Last week shrewd, balding Lewis W. Douglas, who as Deputy Administrator of War Shipping helped to operate the U.S. merchant fleet during the most critical period of the war (May 1942 to April 1944), came up with an answer. Said he (in the Atlantic Monthly): sell three-fourths of it at auction.
Lew Douglas, now back at his job as president of Mutual Life Insurance Co. of New York, is no wild-eyed New Dealer, and never was. His reasoning: private U.S. enterprise cannot operate a big U.S. merchant marine without Government subsidy. The cost of subsidizing a fleet of even 20,000,000 tons would be upwards of $200,000,000 a year, would put the U.S. hip-deep in the shipping business. Such commercial entanglements, said Douglas, lead governments to nationalism and "its natural offspring the totalitarian state." Such a tremendous involvement in shipping would inevitably lead the U.S. into competition with other countries. After that"war . . . becomes first a threat and finally a devastating fact."
As for the purely economic aspects, said Douglas, the U.S. derives little nourishment from carrying ocean traffic.

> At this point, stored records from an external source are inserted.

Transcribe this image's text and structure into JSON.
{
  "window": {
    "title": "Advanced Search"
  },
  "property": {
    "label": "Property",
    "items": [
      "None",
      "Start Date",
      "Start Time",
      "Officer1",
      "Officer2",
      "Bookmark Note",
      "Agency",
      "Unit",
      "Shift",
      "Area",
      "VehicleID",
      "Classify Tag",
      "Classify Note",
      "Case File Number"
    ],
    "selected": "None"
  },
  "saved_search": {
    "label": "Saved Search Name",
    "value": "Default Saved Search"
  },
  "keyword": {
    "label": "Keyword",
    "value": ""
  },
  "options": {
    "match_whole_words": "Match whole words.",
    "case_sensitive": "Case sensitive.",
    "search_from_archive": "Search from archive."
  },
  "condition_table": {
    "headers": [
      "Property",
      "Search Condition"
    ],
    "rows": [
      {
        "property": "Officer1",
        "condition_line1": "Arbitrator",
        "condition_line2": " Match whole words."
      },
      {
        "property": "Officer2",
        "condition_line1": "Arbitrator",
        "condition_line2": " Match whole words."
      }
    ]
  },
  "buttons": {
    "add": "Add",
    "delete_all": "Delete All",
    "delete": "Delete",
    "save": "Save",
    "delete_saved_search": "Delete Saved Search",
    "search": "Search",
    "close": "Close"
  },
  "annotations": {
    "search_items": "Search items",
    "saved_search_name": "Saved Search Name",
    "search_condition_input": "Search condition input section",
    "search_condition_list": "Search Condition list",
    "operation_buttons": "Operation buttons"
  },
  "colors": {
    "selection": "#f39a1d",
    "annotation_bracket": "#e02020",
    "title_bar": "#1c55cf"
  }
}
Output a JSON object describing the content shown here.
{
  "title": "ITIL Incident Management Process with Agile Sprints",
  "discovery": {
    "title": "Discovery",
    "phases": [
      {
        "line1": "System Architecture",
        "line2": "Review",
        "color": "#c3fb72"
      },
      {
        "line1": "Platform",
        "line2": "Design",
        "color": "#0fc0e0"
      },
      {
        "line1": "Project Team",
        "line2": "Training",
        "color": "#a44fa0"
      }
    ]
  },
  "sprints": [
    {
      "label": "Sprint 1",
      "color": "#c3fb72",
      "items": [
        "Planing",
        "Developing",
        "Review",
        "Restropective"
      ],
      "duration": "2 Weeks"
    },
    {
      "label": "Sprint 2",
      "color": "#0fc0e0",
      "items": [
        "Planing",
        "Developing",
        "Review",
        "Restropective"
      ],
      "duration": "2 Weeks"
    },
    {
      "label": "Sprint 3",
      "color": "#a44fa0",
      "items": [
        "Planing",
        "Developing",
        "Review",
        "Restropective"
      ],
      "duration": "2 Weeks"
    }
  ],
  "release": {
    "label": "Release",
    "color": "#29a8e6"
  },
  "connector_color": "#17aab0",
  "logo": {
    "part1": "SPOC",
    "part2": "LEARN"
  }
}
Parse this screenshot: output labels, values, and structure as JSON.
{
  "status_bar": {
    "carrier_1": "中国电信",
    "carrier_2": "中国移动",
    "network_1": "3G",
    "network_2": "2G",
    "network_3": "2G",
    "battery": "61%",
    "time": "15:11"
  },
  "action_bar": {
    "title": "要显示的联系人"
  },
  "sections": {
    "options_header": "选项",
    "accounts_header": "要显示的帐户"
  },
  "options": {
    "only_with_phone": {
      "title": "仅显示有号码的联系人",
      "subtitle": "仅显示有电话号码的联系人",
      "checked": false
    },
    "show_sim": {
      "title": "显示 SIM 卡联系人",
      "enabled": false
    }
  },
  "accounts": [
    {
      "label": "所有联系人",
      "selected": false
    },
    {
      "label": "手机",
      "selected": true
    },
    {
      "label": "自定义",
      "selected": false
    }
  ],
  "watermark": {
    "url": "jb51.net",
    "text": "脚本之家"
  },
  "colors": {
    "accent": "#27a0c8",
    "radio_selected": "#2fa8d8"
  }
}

Other nations can operate cargo fleets cheaply. Those nations (particularly Britain, Norway, Holland) depend on ocean trade for their life. If the U.S. expects to sell them its goods and support its own economy, the U.S. must encourage its seafaring neighbors, not crowd them out. The U.S. should therefore sell or lease them some 30,000,000 tons of its dry cargo ships (plus tankers and passenger ships) to flesh out their war-depleted fleets.
Ex-Shipping Operator Douglas did not overlook the place of a merchant fleet in national defense. The U.S.'s remaining 10,000,000 tons (to be used chiefly in coastwise trade) would be a sufficient backlog. And on the tonnage sold or leased, the U.S. should tie enough strings to make it available if needed for another war. But it will never be needed, Lew Douglas argued, if his program is carried out.